Julius Randle struggled for the Knicks tonight. NBAE via Getty Images
But for the Knicks there is an immediate sense of urgency. Game 2 will have a little something extra now: a must-have undertone, lest they head to Atlanta on Friday in an 0-2 hole. It will help if they play a better first quarter than they did Sunday, when it seemed the bright lights and the deafening din got to them a little bit, a touch of stage fright that put them in an immediate 12-point hole.
And it will really help if the Randle they came to know, love and rely upon so heavily makes a reappearance.
“I’ve got to figure it out a little bit,” Randle said. “I’ll adjust.”
Said Rose: “It’s his first time in the playoffs. He’ll figure it out.”
It is a testimony to what kind of a season Randle has had that even in a game that ranks near the bottom of the 72 he has played in this year, he still produced a double-double (15 points, 12 rebounds) and he still hit, had things broken a little differently, what could have been the biggest shot of the night, a high-arching 3 that gave the Knicks a 98-97 lead with just over two minutes to play.
But things didn’t break different. Young took over, scoring seven of his game-high 32 points from there, including the game-winning floater with 0.9 seconds to go. And there was one fatal bad bounce, a loose ball that pinballed from RJ Barrett’s hands to Bogdan Bogdanovic’s hands. If Barrett gains possession, the Knicks have the ball up 3 with less than a minute left.

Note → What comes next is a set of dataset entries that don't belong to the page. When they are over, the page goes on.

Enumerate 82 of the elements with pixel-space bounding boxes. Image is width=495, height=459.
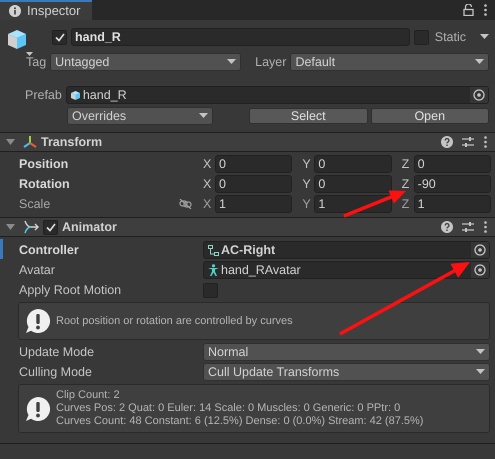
unlinked-chain-icon[interactable] xyxy=(179,199,192,209)
check-icon xyxy=(54,32,64,42)
help-text: Curves Count: 48 Constant: 6 (12.5%) Dense: 0 (0.0%) Stream: 42 (87.5%) xyxy=(56,415,424,428)
info-icon xyxy=(9,5,21,17)
fold-icon[interactable] xyxy=(5,224,15,230)
lock-icon[interactable] xyxy=(463,4,474,16)
help-text: Root position or rotation are controlled by curves xyxy=(56,314,293,328)
caret-icon xyxy=(476,349,485,355)
dropdown[interactable]: Normal xyxy=(203,343,490,361)
checkbox[interactable] xyxy=(43,220,58,234)
number-field[interactable]: 0 xyxy=(314,155,392,173)
property-label: Update Mode xyxy=(19,344,96,361)
fold-icon[interactable] xyxy=(5,138,15,146)
property-label: Scale xyxy=(19,196,52,213)
cube-icon xyxy=(70,90,81,100)
help-text: Curves Pos: 2 Quat: 0 Euler: 14 Scale: 0 Muscles: 0 Generic: 0 PPtr: 0 xyxy=(56,402,402,415)
warning-bubble-icon[interactable] xyxy=(24,307,52,335)
help-icon[interactable] xyxy=(441,221,453,233)
graph-icon[interactable] xyxy=(208,244,219,256)
caret-icon[interactable] xyxy=(480,34,489,40)
dropdown[interactable]: Untagged xyxy=(50,53,242,71)
animator-icon[interactable] xyxy=(23,220,39,234)
sliders-icon[interactable] xyxy=(462,221,474,233)
dropdown[interactable]: Cull Update Transforms xyxy=(203,363,490,381)
axis-label: X xyxy=(203,196,211,213)
more-icon[interactable] xyxy=(484,4,487,16)
target-icon[interactable] xyxy=(471,242,489,258)
caret-icon xyxy=(199,113,208,119)
object-field[interactable]: AC-Right xyxy=(203,241,490,259)
number-field[interactable]: 0 xyxy=(314,175,392,193)
dropdown[interactable]: Overrides xyxy=(67,107,213,125)
component-header[interactable]: Animator xyxy=(0,217,495,237)
property-label: Position xyxy=(19,156,70,173)
property-label: Rotation xyxy=(19,176,71,193)
target-icon[interactable] xyxy=(470,87,488,103)
axis-label: Z xyxy=(402,176,410,193)
component-title: Transform xyxy=(41,134,104,151)
component-title: Animator xyxy=(62,218,118,236)
number-field[interactable]: 1 xyxy=(215,195,292,213)
static-label: Static xyxy=(434,28,466,46)
axis-label: Y xyxy=(302,176,310,193)
property-label: Avatar xyxy=(19,262,56,279)
help-icon[interactable] xyxy=(441,136,453,148)
figure-icon[interactable] xyxy=(208,264,219,276)
number-field[interactable]: 1 xyxy=(414,195,491,213)
object-field[interactable]: hand_RAvatar xyxy=(203,261,490,279)
caret-icon xyxy=(476,369,485,375)
prefab-label: Prefab xyxy=(25,86,62,104)
prefab-field[interactable]: hand_R xyxy=(66,86,489,104)
axis-label: Z xyxy=(402,196,410,213)
layer-label: Layer xyxy=(255,54,286,71)
prefab-button[interactable]: Open xyxy=(370,108,489,124)
axis-label: X xyxy=(203,156,211,173)
axis-label: Y xyxy=(302,156,310,173)
axis-label: Y xyxy=(302,196,310,213)
number-field[interactable]: -90 xyxy=(414,175,491,193)
sliders-icon[interactable] xyxy=(462,136,474,148)
warning-bubble-icon[interactable] xyxy=(24,394,52,422)
inspector-tab[interactable]: Inspector xyxy=(0,0,92,20)
more-icon[interactable] xyxy=(484,221,487,233)
checkbox[interactable] xyxy=(52,30,67,44)
number-field[interactable]: 0 xyxy=(414,155,491,173)
target-icon[interactable] xyxy=(471,262,489,278)
caret-icon xyxy=(227,59,236,65)
axes-icon[interactable] xyxy=(23,135,37,149)
property-label: Apply Root Motion xyxy=(19,282,122,299)
help-text: Clip Count: 2 xyxy=(56,389,121,402)
more-icon[interactable] xyxy=(484,136,487,148)
dropdown[interactable]: Default xyxy=(290,53,489,71)
caret-icon xyxy=(475,59,484,65)
check-icon xyxy=(46,222,56,232)
prefab-button[interactable]: Select xyxy=(249,108,368,124)
axis-label: Z xyxy=(402,156,410,173)
override-marker xyxy=(0,239,3,259)
number-field[interactable]: 0 xyxy=(215,155,292,173)
property-label: Culling Mode xyxy=(19,364,93,381)
name-field[interactable]: hand_R xyxy=(71,28,410,46)
axis-label: X xyxy=(203,176,211,193)
tag-label: Tag xyxy=(26,54,46,71)
component-header[interactable]: Transform xyxy=(0,132,495,152)
number-field[interactable]: 0 xyxy=(215,175,292,193)
property-label: Controller xyxy=(19,242,80,259)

He didn’t. Somehow the ball settled in Bogdanovic’s fingers, and somehow he was comfortably behind the line. He stroked it, and splashed it, a killer 3 that tied the game at 103 with 55 seconds left.
At the end, it was a long walk back to the train platforms and the parking garages for the hoarse masses. And it will be a long wait for Wednesday night for Randle. Knicks coach Tom Thibodeau thought he was too unselfish Sunday night. Randle thought that might’ve been so.
More to the point, he’d waited his whole life to participate in an NBA playoff game. When it arrived, the spirit was willing, and it fully embraced a fun, restorative night at the Garden. But his game was lacking. It happens. It just happened at the worst possible time.
“Trust the path,” Thibodeau said.
“I’m not making any excuses, I’ve got to be better,” Randle said. “And I will be better. I’ll leave it at that.”
It’s actually non-negotiable. These Knicks really do channel their fabled hit-the-open-man antecedents, they really are a whole far more accomplished than the sum of their parts. They’ve proved that across 72 games. But Randle is the one who makes that sum hum. A game like this is like the transmission falling out of your car. He’s got to be better.